To the tech savvy the comparison of Windows 7 vs Vista is more or less like Muhammad Ali in his prime going up against a guy with two months of boxing lessons at the local gym. After Vista’s release, it was universally pandered for being slow, boated, and overloaded with unnecessary security settings. The subsequent release of Windows 7 marked a hugely positive change in direction for Microsoft, who focused on making the new operating system more streamlined and user friendly. To find out what specifically makes the battle of Windows 7 vs Vista so lopsided, read on.
- Noticeable differences between Windows 7 and Vista are apparent right at startup. The newer operating system’s boot times are significantly lower than Windows Vista’s, mostly because it takes up fewer resources to run on its own. In one timed boot up test, Windows Vista took about 30 seconds to load, while Window 7 took only seventeen seconds. And before you dismiss these thirteen seconds as insignificant, consider the number of times you start your computer up each week.

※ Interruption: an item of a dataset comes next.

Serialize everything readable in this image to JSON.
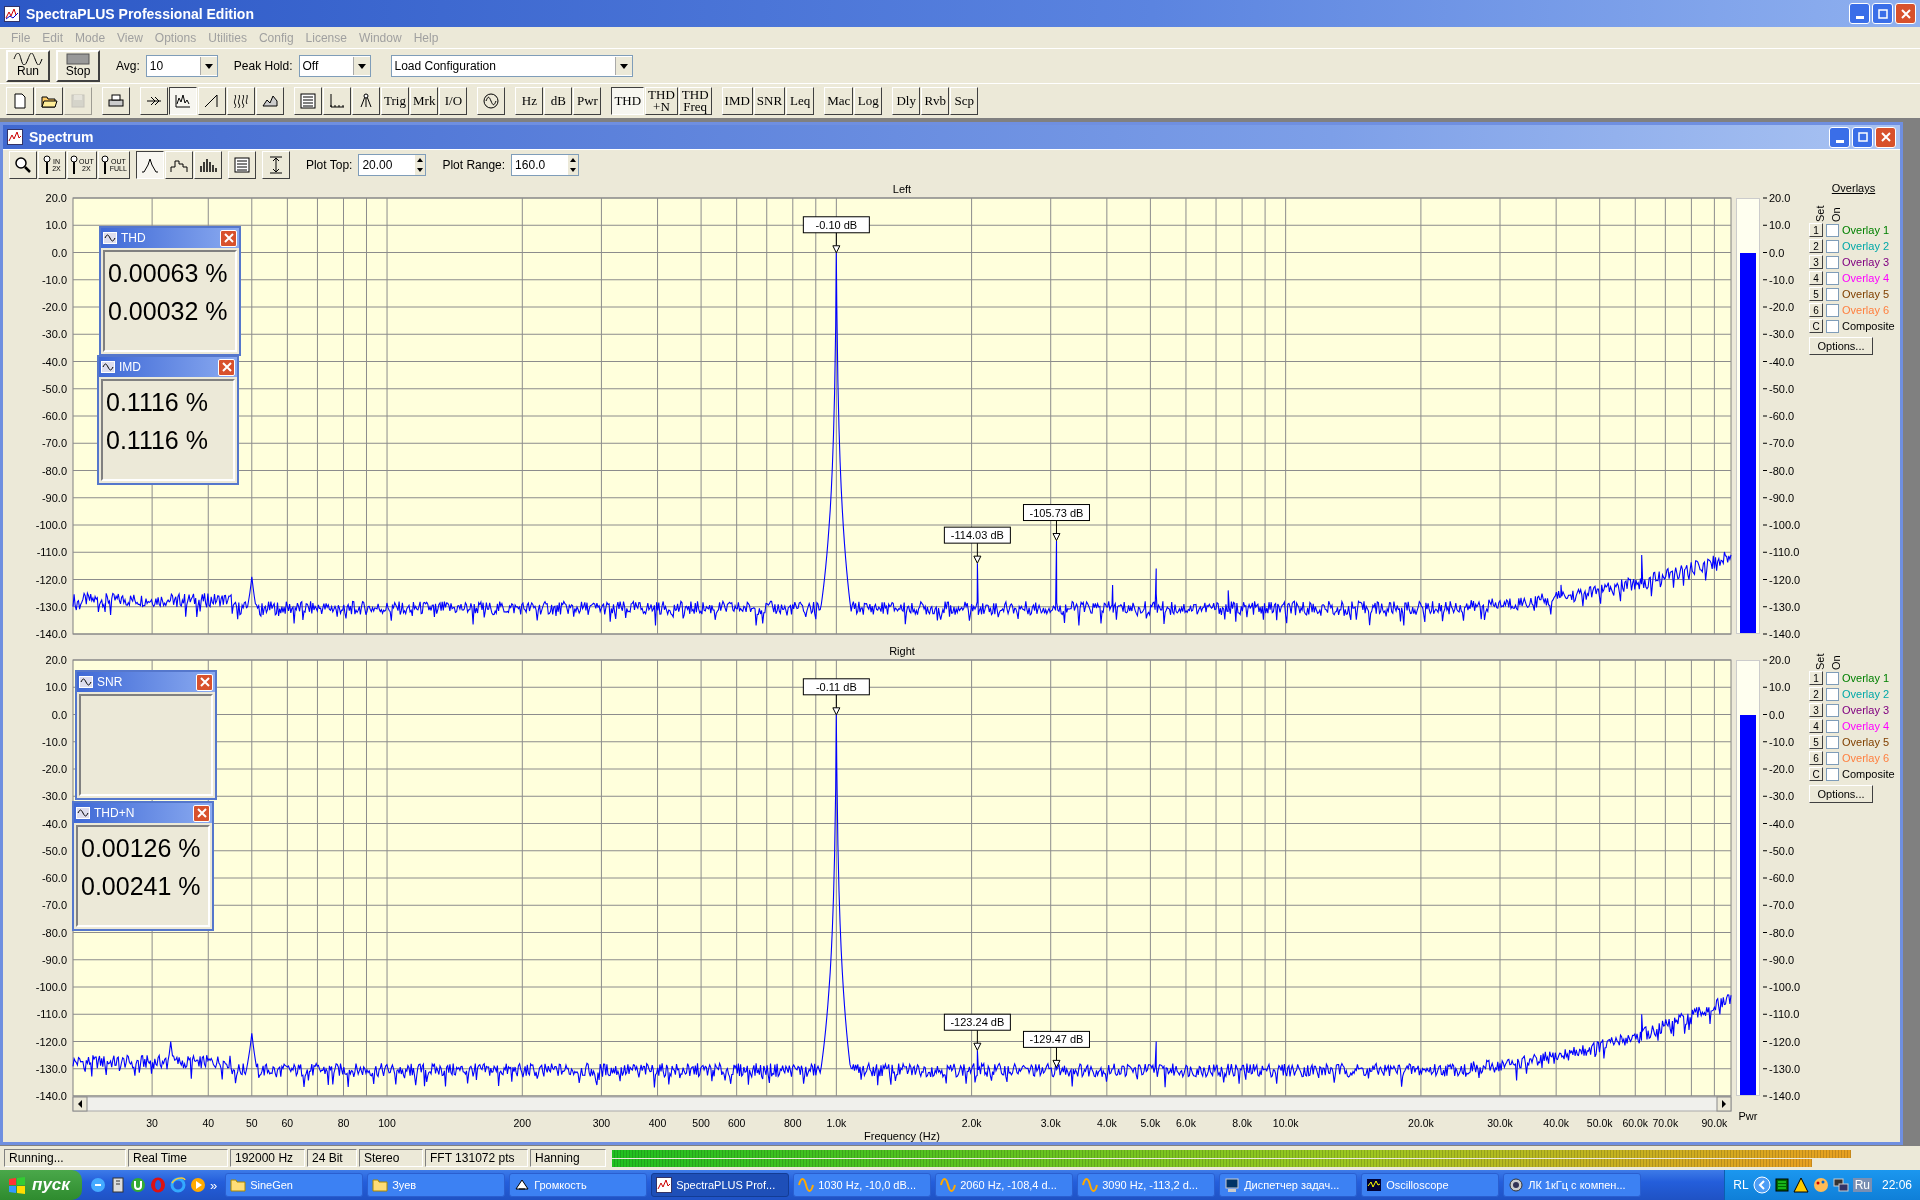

- Windows 7, though newer, takes less memory to run. Installing the older Windows Vista on a computer requires at least 2 gigabytes of RAM, or random access memory. While this isn’t a big deal for most computers from the 21st century, it does mean that some lower priced netbooks wouldn’t be able to run it. Windows 7, on the other hand, only needs one gigabyte of RAM to perform. In more familiar terms, think of Windows Vista as an old, gas guzzling SUV that hogs a bunch of resources, and Windows 7 as a high performance car that only sips gas.
- An annoyance reducing advantage of Windows 7 vs Vista is the lack of bloatware. On most factory installations of Windows Vista, Microsoft throws in a bunch of its own programs like Windows Mail and Movie Maker. While this might be useful for some, they’re little more than desktop icons that are never clicked for most. What’s more, those unneeded programs take up precious hard drive space on your computer.
- Windows 7 doesn’t hound you with security pop-ups. When comparing Windows 7 vs Vista, you won’t notice a lot of visual differences at first. But the one that will become apparent most quickly is the lack of security authorization pop ups in Windows 7. On computers with Windows Vista, it seemed like those pop-ups would occur if you even breathed too hard around your computer. People complained, and Microsoft listened.
- Windows 7 offers more customizability. With additional desktop options like adding gadgets wherever you want and pinning programs to the taskbar, Windows 7 clearly opens up a whole new level of user friendliness compared to Windows Vista. This added ability to control the virtual environment where you work and play is invaluable to say the least.